Progressive national industrialization is also our best chance of beating climate change. Retooling all of our industry and transitioning our entire economy towards ecological sustainability will be a massive industrial undertaking, one that we can’t trust the capitalist system to fulfil on its own. This means all sorts of things, from replacing all of our fossil-fuel-dependent machinery and electricity production, to reducing supply lines by distributing production across the country and ensuring redundancies.
If we were producing for human need and ecological sustainability rather than capitalist profits, we could also eliminate deliberately wasteful practices like planned obsolescence and wasteful packaging.
Aside from the mechanical side of things, we could also rebuild our communities to encourage more sustainable forms of living, such as building cities that make walking and public transit the most efficient means of moving around. We could distribute workplaces in order to reduce commuting time, encourage local agriculture, and all sorts of other methods.
We could not only use more sustainable technology, but we could also live more sustainable lives.
As part of self-sufficiency and ecological transition, we would want to ensure equal development across all of Canada. Progressive national industrialization could involve building infrastructure linking remote communities, bringing back thriving economic activity to towns decimated by deindustrialization.
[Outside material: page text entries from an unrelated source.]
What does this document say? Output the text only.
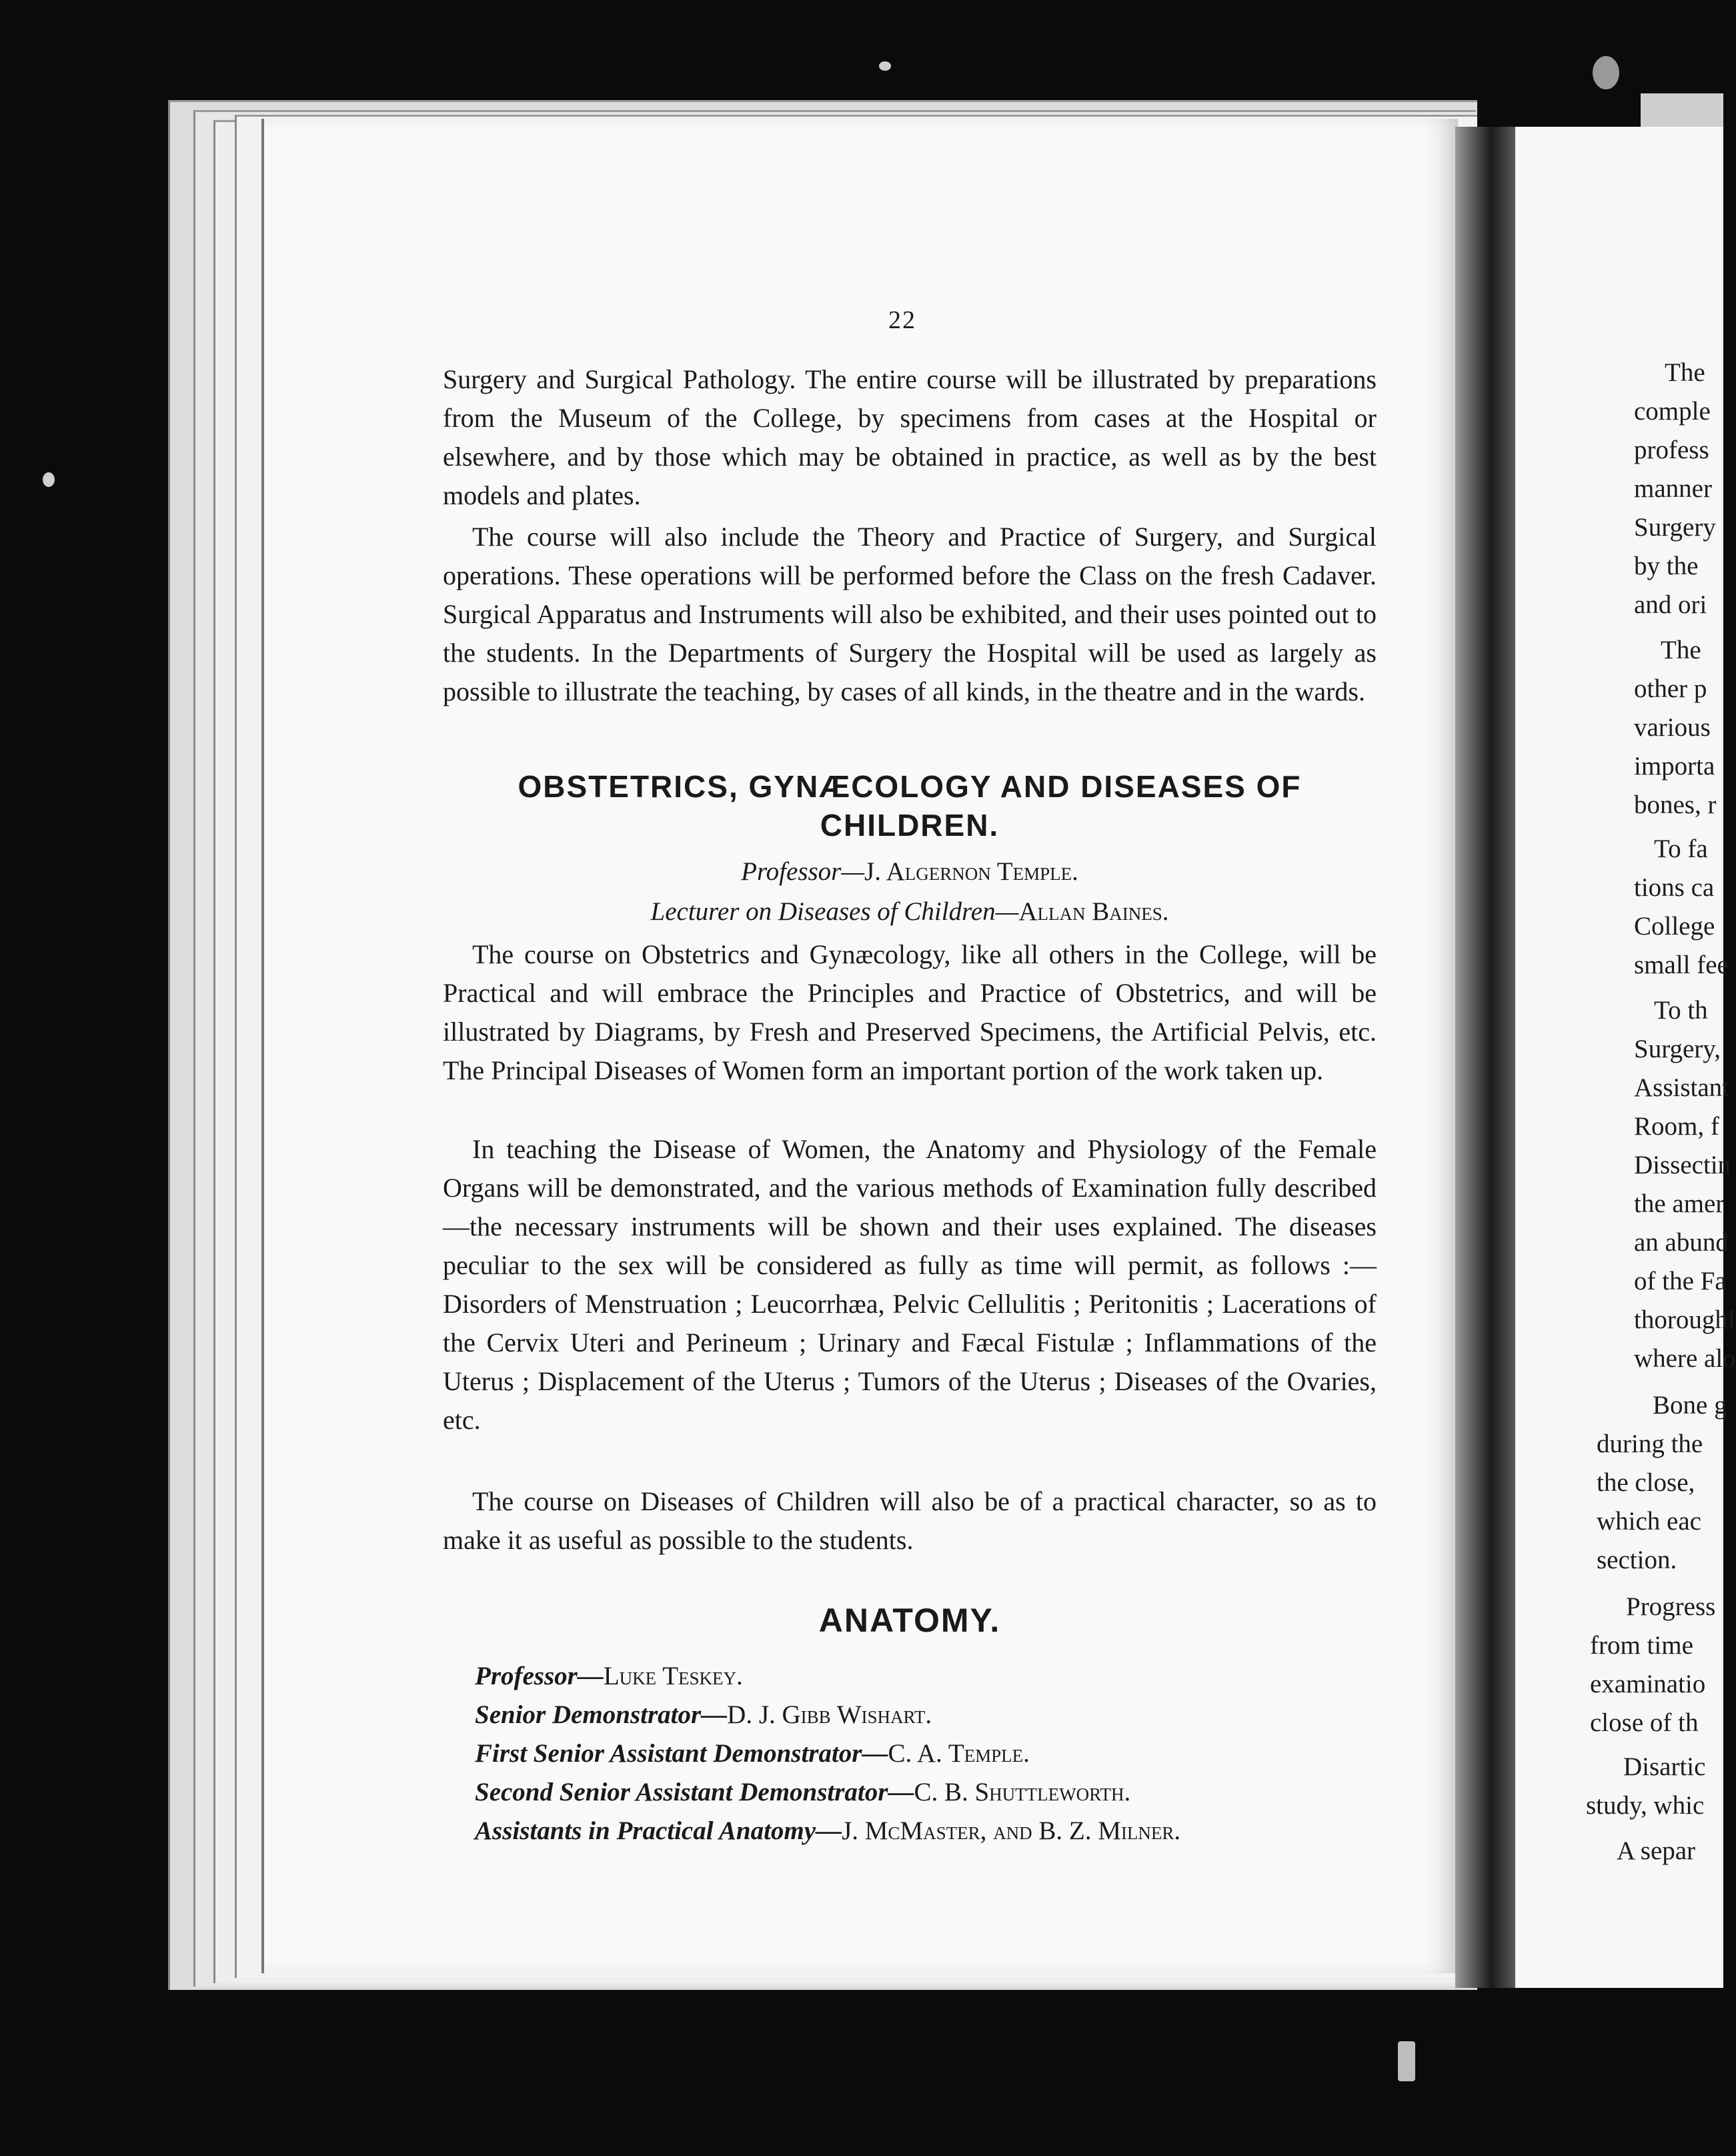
22

Surgery and Surgical Pathology. The entire course will be illustrated by preparations from the Museum of the College, by specimens from cases at the Hospital or elsewhere, and by those which may be obtained in practice, as well as by the best models and plates.

The course will also include the Theory and Practice of Surgery, and Surgical operations. These operations will be performed before the Class on the fresh Cadaver. Surgical Apparatus and Instruments will also be exhibited, and their uses pointed out to the students. In the Departments of Surgery the Hospital will be used as largely as possible to illustrate the teaching, by cases of all kinds, in the theatre and in the wards.

OBSTETRICS, GYNÆCOLOGY AND DISEASES OF
CHILDREN.
Professor—J. Algernon Temple.
Lecturer on Diseases of Children—Allan Baines.

The course on Obstetrics and Gynæcology, like all others in the College, will be Practical and will embrace the Principles and Practice of Obstetrics, and will be illustrated by Diagrams, by Fresh and Preserved Specimens, the Artificial Pelvis, etc. The Principal Diseases of Women form an important portion of the work taken up.

In teaching the Disease of Women, the Anatomy and Physiology of the Female Organs will be demonstrated, and the various methods of Examination fully described—the necessary instruments will be shown and their uses explained. The diseases peculiar to the sex will be considered as fully as time will permit, as follows :—Disorders of Menstruation ; Leucorrhæa, Pelvic Cellulitis ; Peritonitis ; Lacerations of the Cervix Uteri and Perineum ; Urinary and Fæcal Fistulæ ; Inflammations of the Uterus ; Displacement of the Uterus ; Tumors of the Uterus ; Diseases of the Ovaries, etc.

The course on Diseases of Children will also be of a practical character, so as to make it as useful as possible to the students.

ANATOMY.
Professor—Luke Teskey.
Senior Demonstrator—D. J. Gibb Wishart.
First Senior Assistant Demonstrator—C. A. Temple.
Second Senior Assistant Demonstrator—C. B. Shuttleworth.
Assistants in Practical Anatomy—J. McMaster, and B. Z. Milner.
The
comple
profess
manner
Surgery
by the
and ori
The
other p
various
importa
bones, r
To fa
tions ca
College
small fee
To th
Surgery,
Assistant
Room, f
Dissectin
the amer
an abund
of the Fa
thoroughl
where alo
Bone g
during the
the close,
which eac
section.
Progress
from time
examinatio
close of th
Disartic
study, whic
A separ
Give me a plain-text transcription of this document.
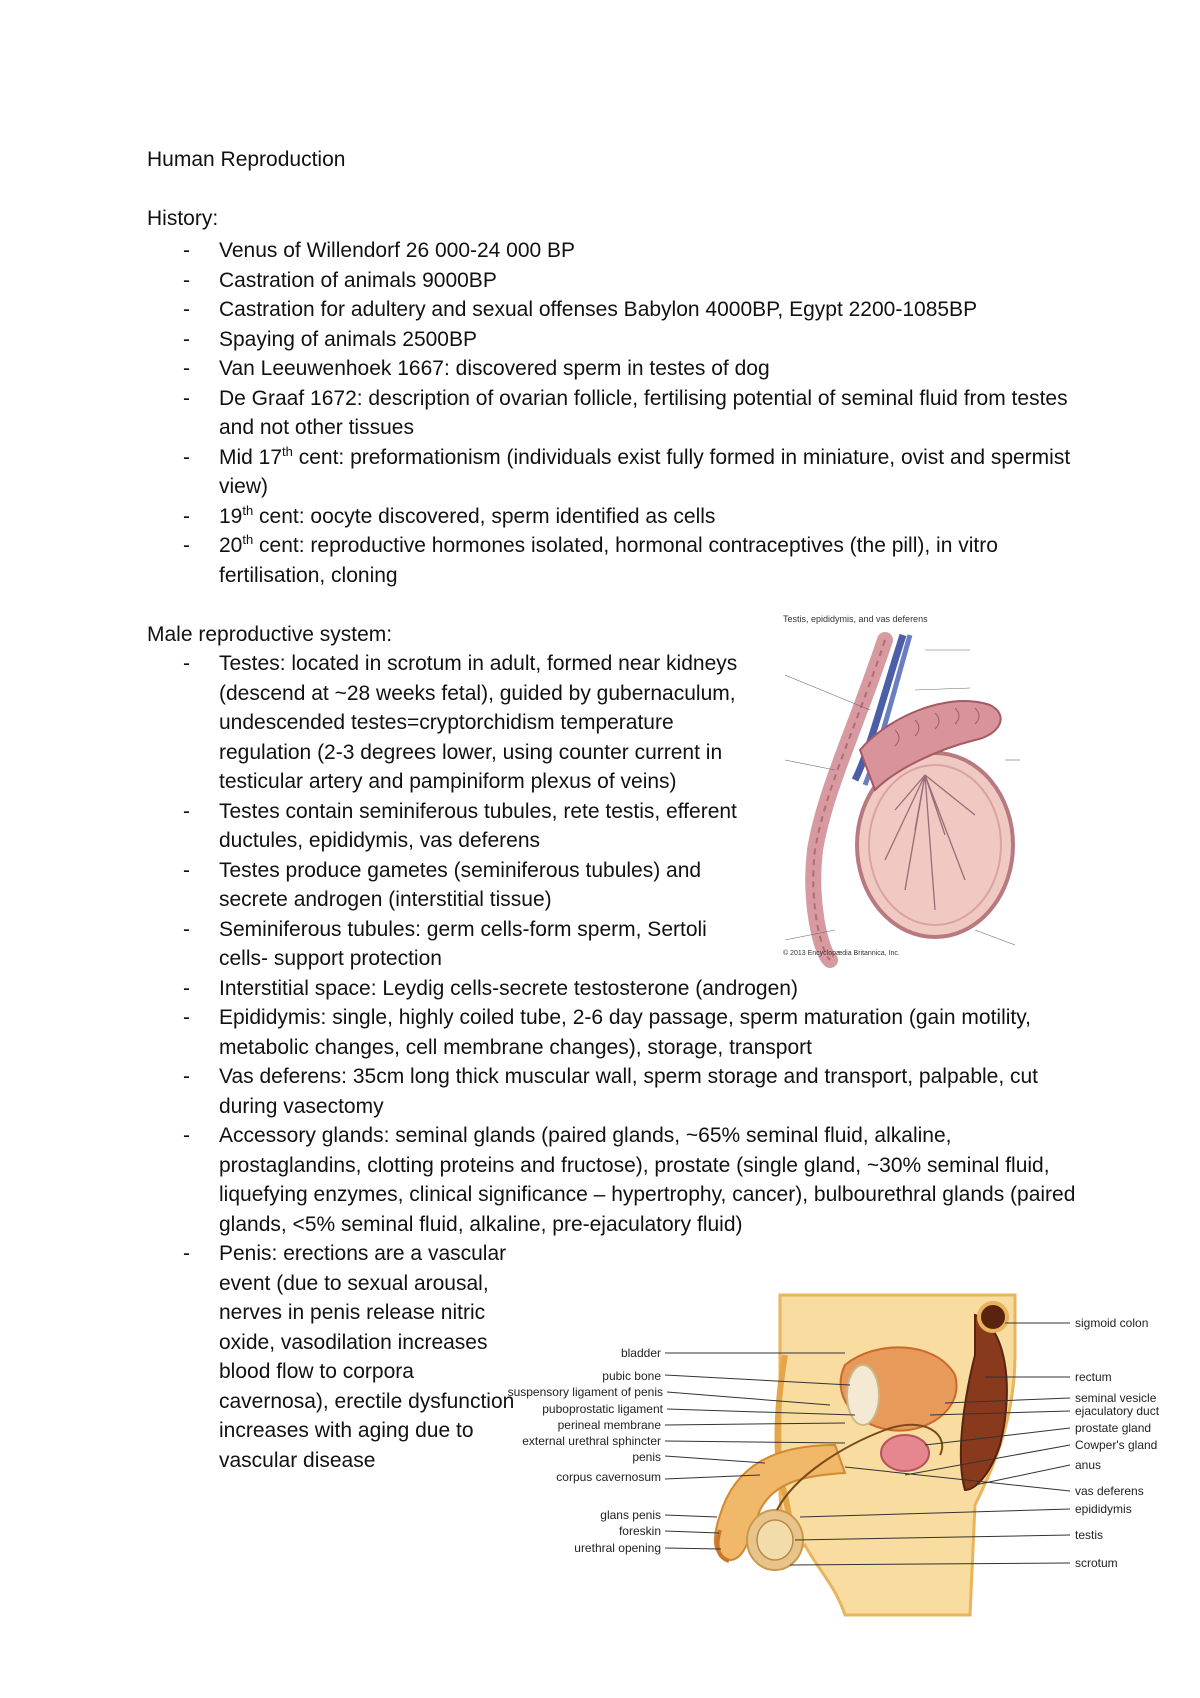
Human Reproduction
History:
- Venus of Willendorf 26 000-24 000 BP
- Castration of animals 9000BP
- Castration for adultery and sexual offenses Babylon 4000BP, Egypt 2200-1085BP
- Spaying of animals 2500BP
- Van Leeuwenhoek 1667: discovered sperm in testes of dog
- De Graaf 1672: description of ovarian follicle, fertilising potential of seminal fluid from testes and not other tissues
- Mid 17th cent: preformationism (individuals exist fully formed in miniature, ovist and spermist view)
- 19th cent: oocyte discovered, sperm identified as cells
- 20th cent: reproductive hormones isolated, hormonal contraceptives (the pill), in vitro fertilisation, cloning
Male reproductive system:
- Testes: located in scrotum in adult, formed near kidneys (descend at ~28 weeks fetal), guided by gubernaculum, undescended testes=cryptorchidism temperature regulation (2-3 degrees lower, using counter current in testicular artery and pampiniform plexus of veins)
- Testes contain seminiferous tubules, rete testis, efferent ductules, epididymis, vas deferens
- Testes produce gametes (seminiferous tubules) and secrete androgen (interstitial tissue)
- Seminiferous tubules: germ cells-form sperm, Sertoli cells- support protection
- Interstitial space: Leydig cells-secrete testosterone (androgen)
- Epididymis: single, highly coiled tube, 2-6 day passage, sperm maturation (gain motility, metabolic changes, cell membrane changes), storage, transport
- Vas deferens: 35cm long thick muscular wall, sperm storage and transport, palpable, cut during vasectomy
- Accessory glands: seminal glands (paired glands, ~65% seminal fluid, alkaline, prostaglandins, clotting proteins and fructose), prostate (single gland, ~30% seminal fluid, liquefying enzymes, clinical significance – hypertrophy, cancer), bulbourethral glands (paired glands, <5% seminal fluid, alkaline, pre-ejaculatory fluid)
- Penis: erections are a vascular event (due to sexual arousal, nerves in penis release nitric oxide, vasodilation increases blood flow to corpora cavernosa), erectile dysfunction increases with aging due to vascular disease
Testis, epididymis, and vas deferens
© 2013 Encyclopædia Britannica, Inc.
bladder
pubic bone
suspensory ligament of penis
puboprostatic ligament
perineal membrane
external urethral sphincter
penis
corpus cavernosum
glans penis
foreskin
urethral opening
sigmoid colon
rectum
seminal vesicle
ejaculatory duct
prostate gland
Cowper's gland
anus
vas deferens
epididymis
testis
scrotum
Putting sustainable economic development on the agenda in rural Indigenous communities will be an essential component in their struggles for self-determination and national liberation.
This would of course also entail making sure that rural communities have their needs met, such as building hospitals and schools in areas in desperate need or providing clean drinking water to Indigenous communities long-neglected by the Canadian government.
By distributing production more equitably across the country we also make ourselves more resilient to natural disasters or other calamities.